You’ll want to use a Writer or ArrayList(u8) for that, depending on specifics.
Mostly a hobby these days but it’s been a job as well.
The truth is that Unicode has a surprising amount of detail. I don’t agree at all with @andrewrk’s list of things you need Unicode handling for, there are a great deal more domains than just those, basically: “text”. If your program deals with text, you’ll need to embrace Unicode.
This was linked in one of @squeek502’s quoted blocks, but I wanted to draw your attention to zg, which covers a lot of the basics of working with Unicode.
The key here is that the baseline abstraction of UTF-8 is the codeunit, which is just u8
, and it’s not actually possible to reduce the essential complexity of Unicode text handling by trying to build a baseline above that.
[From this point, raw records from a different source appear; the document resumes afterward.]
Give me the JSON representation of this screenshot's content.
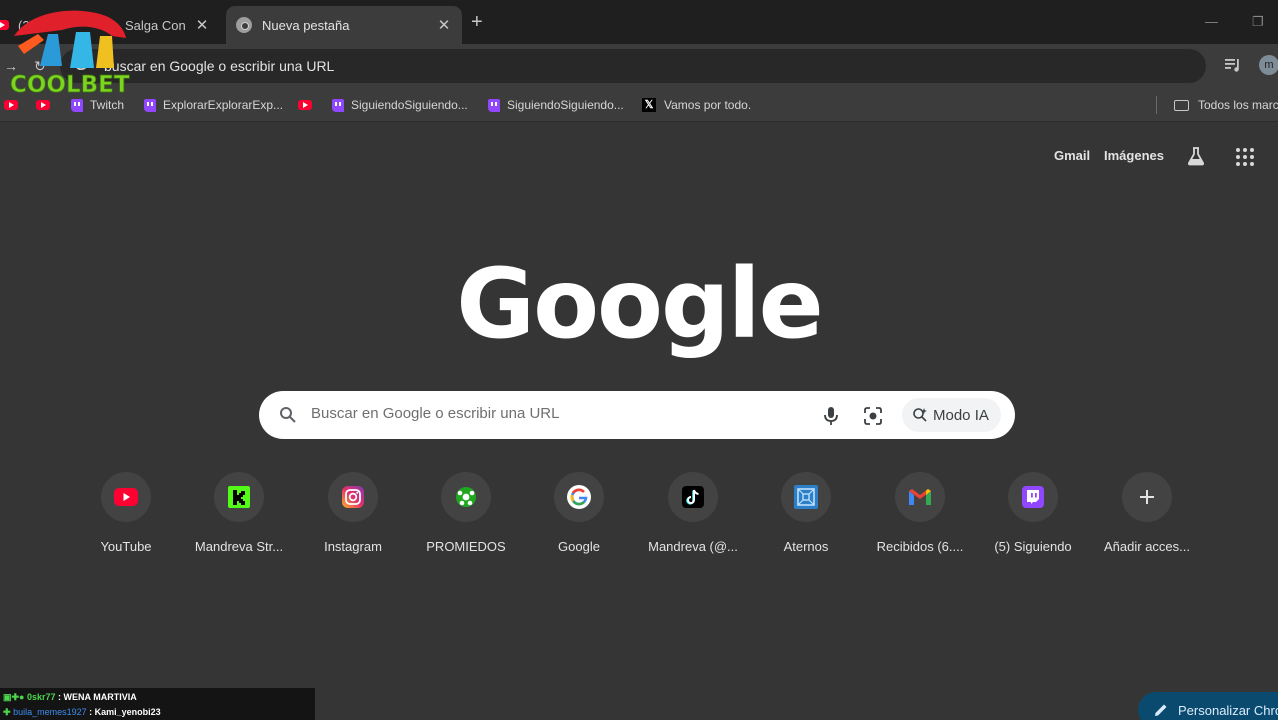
{
  "tabs": [
    {
      "title": "(2)",
      "favicon": "youtube-icon"
    },
    {
      "title": "Salga Con",
      "favicon": "none"
    },
    {
      "title": "Nueva pestaña",
      "favicon": "chrome-icon",
      "active": true
    }
  ],
  "omnibox": {
    "text": "buscar en Google o escribir una URL"
  },
  "profile": {
    "initial": "m"
  },
  "bookmarks": [
    {
      "label": "",
      "icon": "youtube-icon"
    },
    {
      "label": "",
      "icon": "youtube-icon"
    },
    {
      "label": "Twitch",
      "icon": "twitch-icon"
    },
    {
      "label": "ExplorarExplorarExp...",
      "icon": "twitch-icon"
    },
    {
      "label": "",
      "icon": "youtube-icon"
    },
    {
      "label": "SiguiendoSiguiendo...",
      "icon": "twitch-icon"
    },
    {
      "label": "SiguiendoSiguiendo...",
      "icon": "twitch-icon"
    },
    {
      "label": "Vamos por todo.",
      "icon": "x-icon"
    }
  ],
  "all_bookmarks": "Todos los marc",
  "overlay_logo": "COOLBET",
  "header": {
    "gmail": "Gmail",
    "images": "Imágenes"
  },
  "logo_text": "Google",
  "search": {
    "placeholder": "Buscar en Google o escribir una URL",
    "ai_mode": "Modo IA"
  },
  "shortcuts": [
    {
      "label": "YouTube",
      "icon": "youtube-icon"
    },
    {
      "label": "Mandreva Str...",
      "icon": "kick-icon"
    },
    {
      "label": "Instagram",
      "icon": "instagram-icon"
    },
    {
      "label": "PROMIEDOS",
      "icon": "soccer-ball-icon"
    },
    {
      "label": "Google",
      "icon": "google-icon"
    },
    {
      "label": "Mandreva (@...",
      "icon": "tiktok-icon"
    },
    {
      "label": "Aternos",
      "icon": "aternos-icon"
    },
    {
      "label": "Recibidos (6....",
      "icon": "gmail-icon"
    },
    {
      "label": "(5) Siguiendo",
      "icon": "twitch-icon"
    },
    {
      "label": "Añadir acces...",
      "icon": "plus-icon"
    }
  ],
  "chat": [
    {
      "user": "0skr77",
      "message": "WENA MARTIVIA"
    },
    {
      "user": "buila_memes1927",
      "message": "Kami_yenobi23"
    }
  ],
  "customize": "Personalizar Chro",
  "colors": {
    "background": "#353535",
    "tabstrip": "#1f1f1f",
    "toolbar": "#3c3c3c",
    "customize": "#0b4a6f"
  }
}
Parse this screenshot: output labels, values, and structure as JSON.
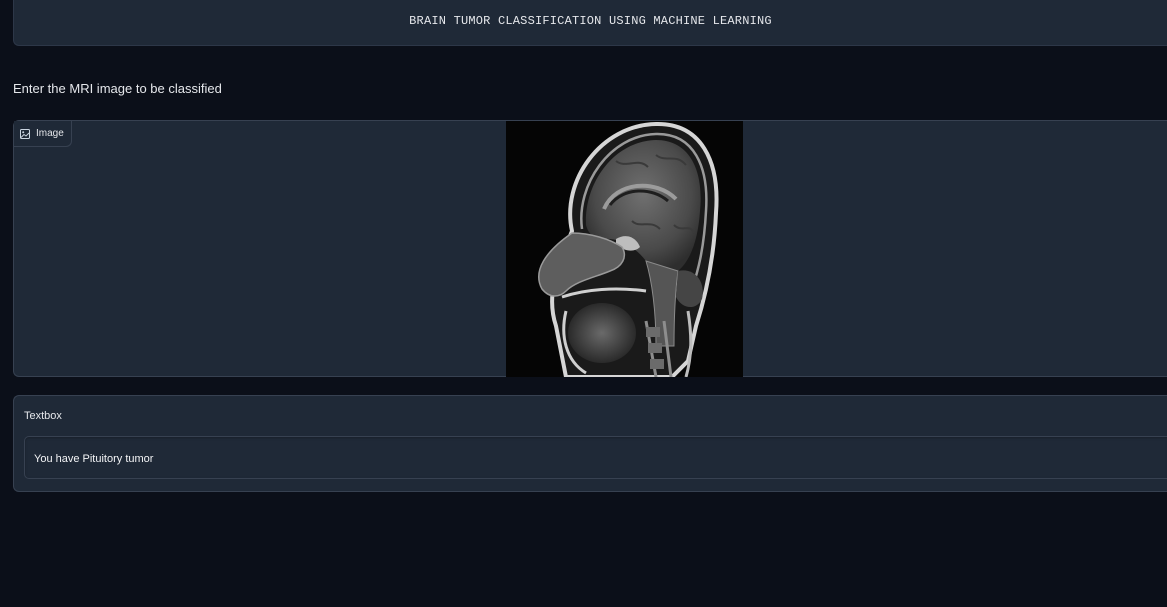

Even just validating that you have UTF-8 is more opinionated than it looks. Rust ensures that any of its various string types are properly encoded, and I think that’s a mistake. An alternative is to just deal with any malformation one encounters when that happens, and I happen to think this is the better choice for most software, one which mandatory pre-validation precludes.
There’s room for better ergonomics in std.unicode
, and maybe another feature or two. But the “encoded bytes” model which Zig uses for string data is something I fully support.